Chicago is, in my humble opinion, one of the best cities for truly creative work. Granted, I am bias since it’s where I call my home, and also where I’m involved in the arts, but when it comes solid music, theater, and art, Chicago is where its at. Other cities have a lot of creative people doing creative things, but Chicago artists seem to still have a strong foothold in reality. There’s a difference between being artistic and jerking off. As far as I have seen, folks here know when to put the Vaseline away.
Case in point, Chicagos own Gypsyblood. It would be very easy for these gentlemen to take their noisy and fuzzy intensity to a sonic extreme just for the thrill of making the audience think they are deep and making everyone shift in their seats. Instead, Gypsyblood pushes out some damn fine dance tunes and melodies from the fuzz. Their debut album, Cold in the Guestway, is a tight amalgamation of influences with a sprinkle of Chicago punk grime.
When you listen to Cold in the Guestway you can hear drum/guitar explosions and vocals reminiscent of Trail of Dead on album opener, and strongest track, Take A Picture, the tongue-in-cheek jolliness of The Dandy Warhols on Superstition, and the baritone blast of Ian Curtis on 2-4-6 In the Dark.

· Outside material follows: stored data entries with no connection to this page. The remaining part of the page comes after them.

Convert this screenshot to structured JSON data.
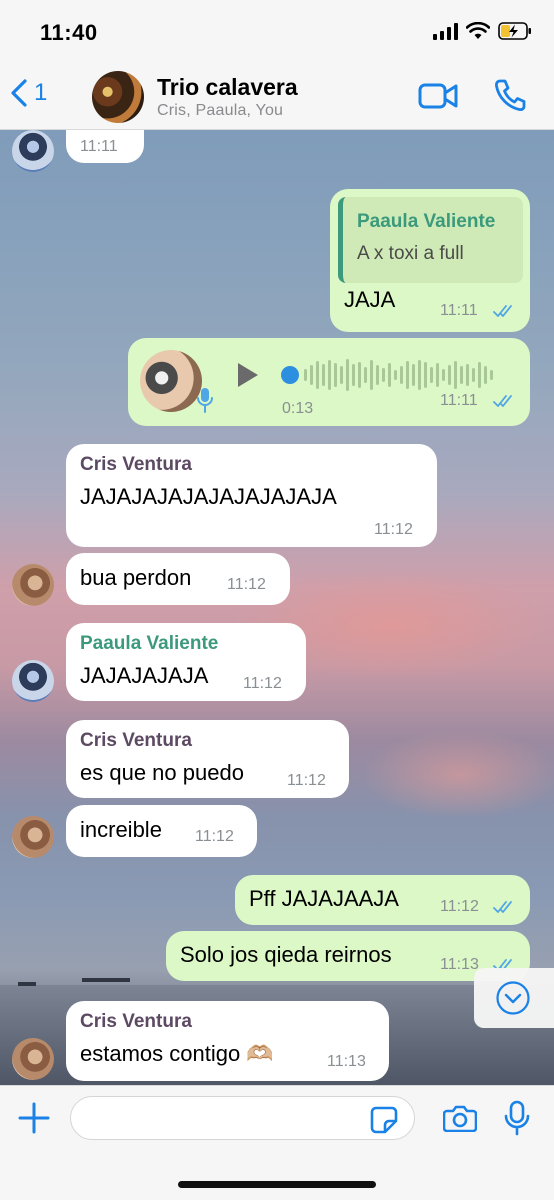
{
  "status_bar": {
    "time": "11:40"
  },
  "header": {
    "back_count": "1",
    "title": "Trio calavera",
    "members": "Cris, Paaula, You"
  },
  "messages": [
    {
      "time": "11:11"
    },
    {
      "quote_author": "Paaula Valiente",
      "quote_text": "A x toxi a full",
      "text": "JAJA",
      "time": "11:11"
    },
    {
      "duration": "0:13",
      "time": "11:11"
    },
    {
      "sender": "Cris Ventura",
      "text": "JAJAJAJAJAJAJAJAJAJA",
      "time": "11:12"
    },
    {
      "text": "bua perdon",
      "time": "11:12"
    },
    {
      "sender": "Paaula Valiente",
      "text": "JAJAJAJAJA",
      "time": "11:12"
    },
    {
      "sender": "Cris Ventura",
      "text": "es que no puedo",
      "time": "11:12"
    },
    {
      "text": "increible",
      "time": "11:12"
    },
    {
      "text": "Pff JAJAJAAJA",
      "time": "11:12"
    },
    {
      "text": "Solo jos qieda reirnos",
      "time": "11:13"
    },
    {
      "sender": "Cris Ventura",
      "text": "estamos contigo 🫶🏼",
      "time": "11:13"
    }
  ],
  "input": {
    "placeholder": ""
  },
  "icons": {
    "back": "chevron-left-icon",
    "video": "video-camera-icon",
    "call": "phone-icon",
    "play": "play-icon",
    "mic": "microphone-icon",
    "read": "double-check-icon",
    "scroll": "chevron-down-icon",
    "plus": "plus-icon",
    "sticker": "sticker-icon",
    "camera": "camera-icon"
  },
  "colors": {
    "accent": "#1a82e6",
    "outgoing_bubble": "#dcf8c6",
    "incoming_bubble": "#ffffff",
    "sender_cris": "#5c4a63",
    "sender_paaula": "#3c9a7c",
    "read_ticks": "#4fa6e6"
  }
}
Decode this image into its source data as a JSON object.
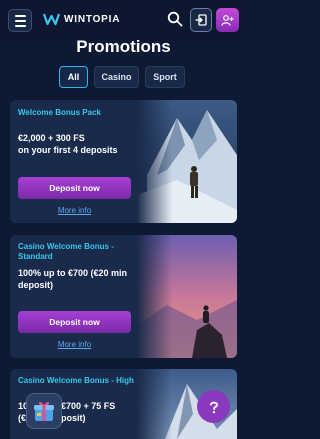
{
  "header": {
    "logo_text": "WINTOPIA",
    "menu_icon": "hamburger-icon",
    "search_icon": "search-icon",
    "login_icon": "login-icon",
    "signup_icon": "add-user-icon"
  },
  "page": {
    "title": "Promotions"
  },
  "tabs": [
    {
      "label": "All",
      "active": true
    },
    {
      "label": "Casino",
      "active": false
    },
    {
      "label": "Sport",
      "active": false
    }
  ],
  "promos": [
    {
      "label": "Welcome Bonus Pack",
      "headline": "€2,000 + 300 FS on your first 4 deposits",
      "headline_line1": "€2,000 + 300 FS",
      "headline_line2": "on your first 4 deposits",
      "button": "Deposit now",
      "link": "More info"
    },
    {
      "label": "Casino Welcome Bonus - Standard",
      "label_line1": "Casino Welcome Bonus -",
      "label_line2": "Standard",
      "headline_line1": "100% up to €700 (€20 min",
      "headline_line2": "deposit)",
      "button": "Deposit now",
      "link": "More info"
    },
    {
      "label": "Casino Welcome Bonus - High",
      "headline_line1": "100% up to €700 + 75 FS",
      "headline_line2": "(€... deposit)",
      "visible_line1": "10",
      "visible_line1b": "€700 + 75 FS",
      "visible_line2a": "(€",
      "visible_line2b": "eposit)"
    }
  ],
  "colors": {
    "background": "#0e1a33",
    "accent_cyan": "#38c8ef",
    "button_purple": "#a63ed5",
    "chat_purple": "#8a38bd"
  }
}
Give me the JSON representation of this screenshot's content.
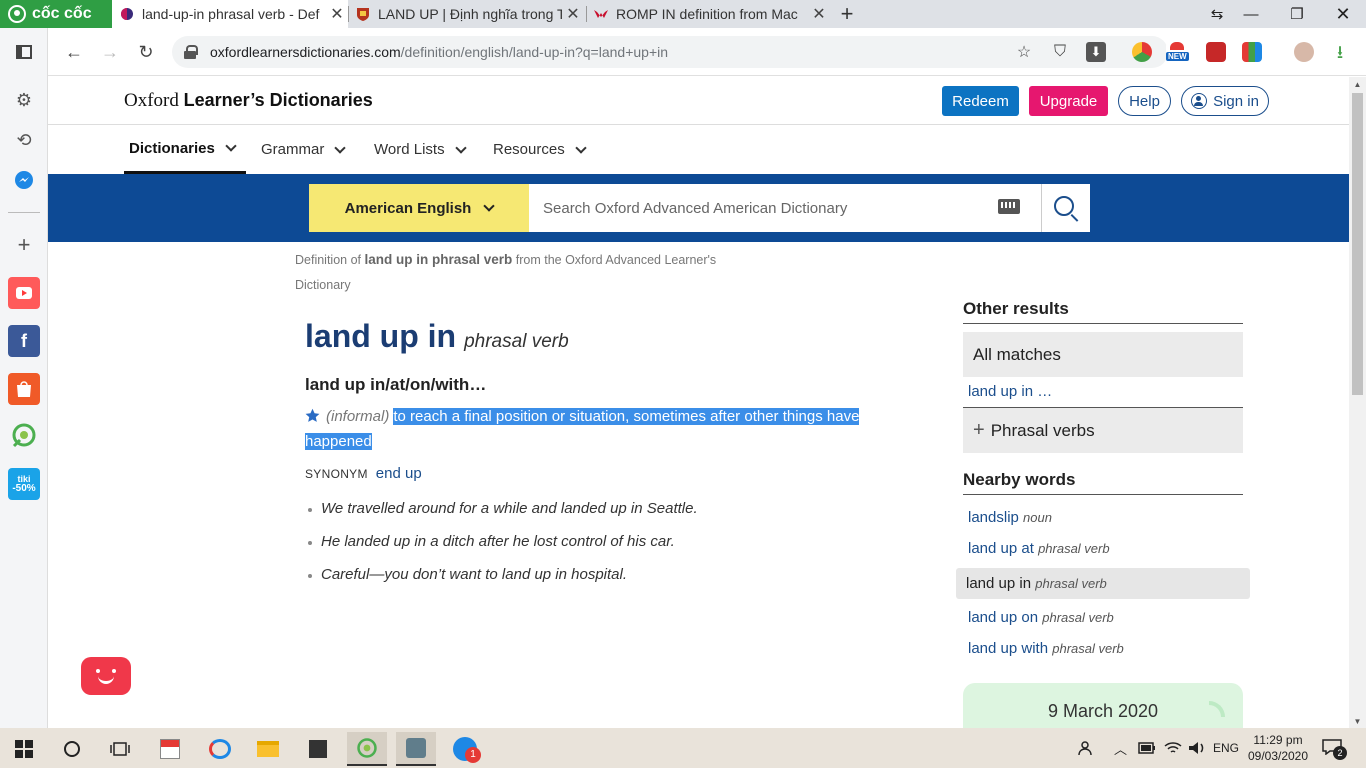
{
  "browser": {
    "brand": "cốc cốc",
    "tabs": [
      {
        "title": "land-up-in phrasal verb - Def",
        "active": true
      },
      {
        "title": "LAND UP | Định nghĩa trong T",
        "active": false
      },
      {
        "title": "ROMP IN definition from Mac",
        "active": false
      }
    ],
    "url_host": "oxfordlearnersdictionaries.com",
    "url_path": "/definition/english/land-up-in?q=land+up+in",
    "ext_new_badge": "NEW"
  },
  "sidebar": {
    "tiki_label": "tiki",
    "tiki_discount": "-50%"
  },
  "site": {
    "logo_light": "Oxford",
    "logo_bold": "Learner’s Dictionaries",
    "redeem": "Redeem",
    "upgrade": "Upgrade",
    "help": "Help",
    "signin": "Sign in",
    "nav": [
      "Dictionaries",
      "Grammar",
      "Word Lists",
      "Resources"
    ],
    "dict_select": "American English",
    "search_placeholder": "Search Oxford Advanced American Dictionary"
  },
  "entry": {
    "crumb_pre": "Definition of ",
    "crumb_bold": "land up in phrasal verb",
    "crumb_post": " from the Oxford Advanced Learner's Dictionary",
    "headword": "land up in",
    "pos": "phrasal verb",
    "variant": "land up in/at/on/with…",
    "register": "(informal)",
    "definition": "to reach a final position or situation, sometimes after other things have happened",
    "synonym_label": "SYNONYM",
    "synonym": "end up",
    "examples": [
      "We travelled around for a while and landed up in Seattle.",
      "He landed up in a ditch after he lost control of his car.",
      "Careful—you don’t want to land up in hospital."
    ]
  },
  "rail": {
    "other_results": "Other results",
    "all_matches": "All matches",
    "match_link": "land up in …",
    "phrasal_verbs": "Phrasal verbs",
    "nearby_heading": "Nearby words",
    "nearby": [
      {
        "word": "landslip",
        "pos": "noun"
      },
      {
        "word": "land up at",
        "pos": "phrasal verb"
      },
      {
        "word": "land up in",
        "pos": "phrasal verb"
      },
      {
        "word": "land up on",
        "pos": "phrasal verb"
      },
      {
        "word": "land up with",
        "pos": "phrasal verb"
      }
    ],
    "wotd_date": "9 March 2020"
  },
  "taskbar": {
    "lang": "ENG",
    "time": "11:29 pm",
    "date": "09/03/2020",
    "notif_count": "2",
    "zalo_badge": "1"
  }
}
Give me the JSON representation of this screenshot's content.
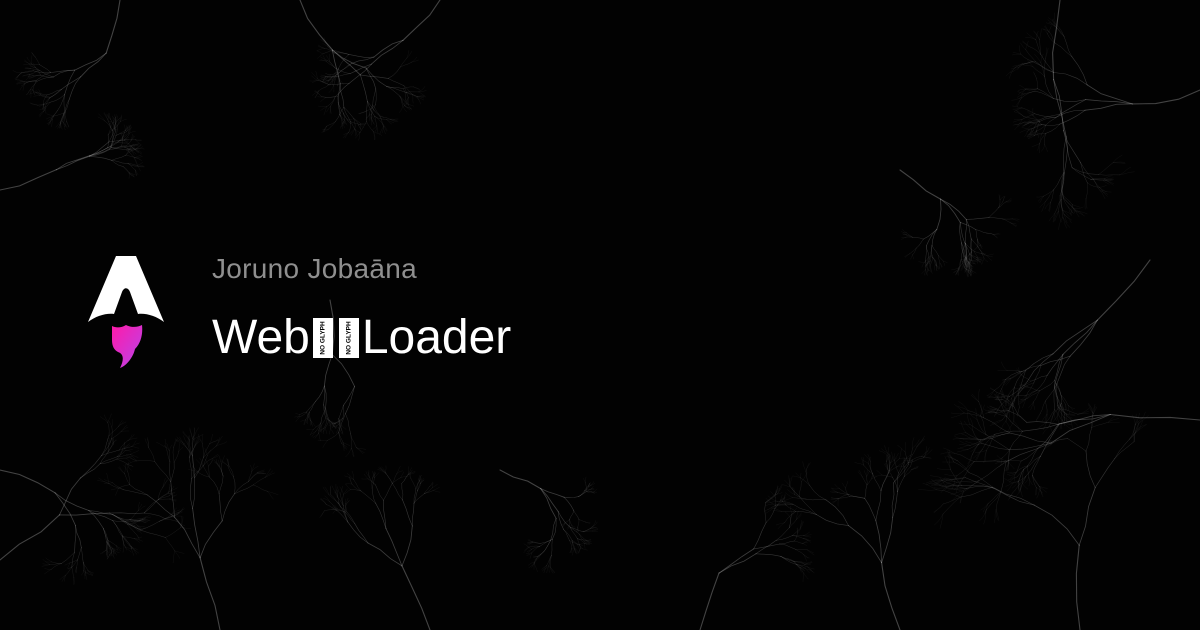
{
  "card": {
    "author": "Joruno Jobaāna",
    "title_start": "Web",
    "title_end": "Loader",
    "missing_glyph_icons": [
      "no-glyph-icon",
      "no-glyph-icon"
    ],
    "missing_glyph_text": "NO GLYPH"
  },
  "logo": {
    "icon": "astro-rocket-icon",
    "body_color": "#ffffff",
    "flame_gradient": [
      "#ff1aa8",
      "#b845ed"
    ]
  },
  "colors": {
    "background": "#020202",
    "author_text": "#8f8f8f",
    "title_text": "#ffffff",
    "texture": "#c8c8c8"
  }
}
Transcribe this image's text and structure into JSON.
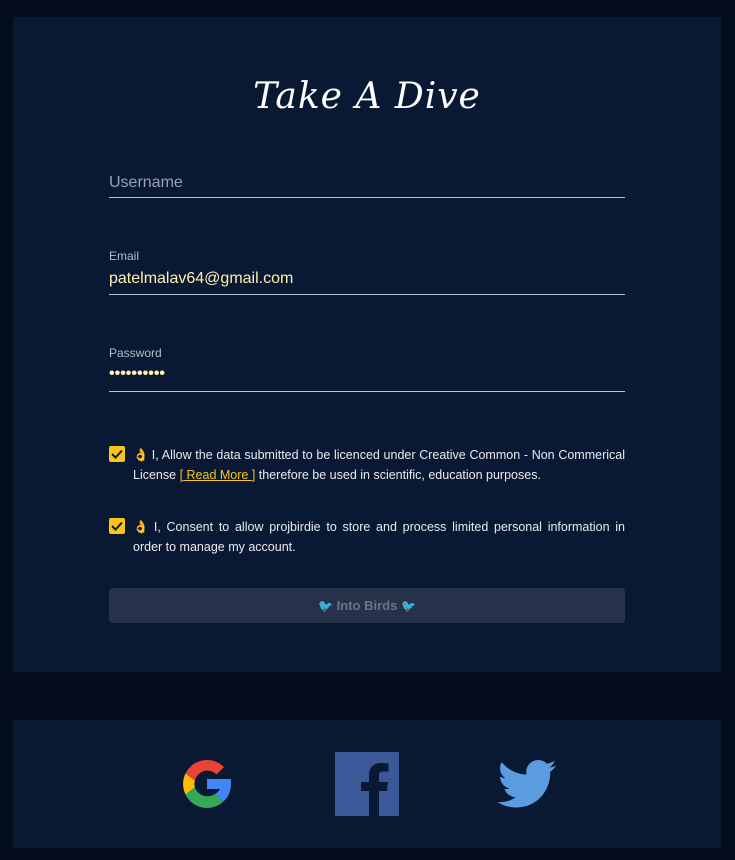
{
  "title": "Take A Dive",
  "form": {
    "username": {
      "placeholder": "Username",
      "value": ""
    },
    "email": {
      "label": "Email",
      "value": "patelmalav64@gmail.com"
    },
    "password": {
      "label": "Password",
      "value": "••••••••••"
    }
  },
  "consents": [
    {
      "checked": true,
      "emoji": "👌",
      "text_before": "I, Allow the data submitted to be licenced under Creative Common - Non Commerical License",
      "link": "[ Read More ]",
      "text_after": "therefore be used in scientific, education purposes."
    },
    {
      "checked": true,
      "emoji": "👌",
      "text": "I, Consent to allow projbirdie to store and process limited personal information in order to manage my account."
    }
  ],
  "submit": {
    "label": "Into Birds",
    "bird_icon": "🐦"
  },
  "social": [
    "google-icon",
    "facebook-icon",
    "twitter-icon"
  ],
  "colors": {
    "background": "#030c1d",
    "card": "#0a1933",
    "accent": "#f9c518",
    "input_value": "#fff0b0"
  }
}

The few weak points come when Gypsyblood tone down the tempo on songs like A Song Called Take 2. The repetitive guitar strum veers into the negative connotation of the words, and weighs the album down a bit. They get a bit bogged down in the distorted swamp they create. Where these gentlemen are at their best is on the upbeat and grandiose scale.
All the influences combined with the sounds of the warehouse the album was recorded in give Cold in the Guestway a very unique, and very Chicago, sound. Its a great album to listen to on a set of headphones while riding public transit at night in Chicago. I know not all of you can experience that, but I trust it would work walking through any city in the winter at night. Cold in the Guestway is a great album for it.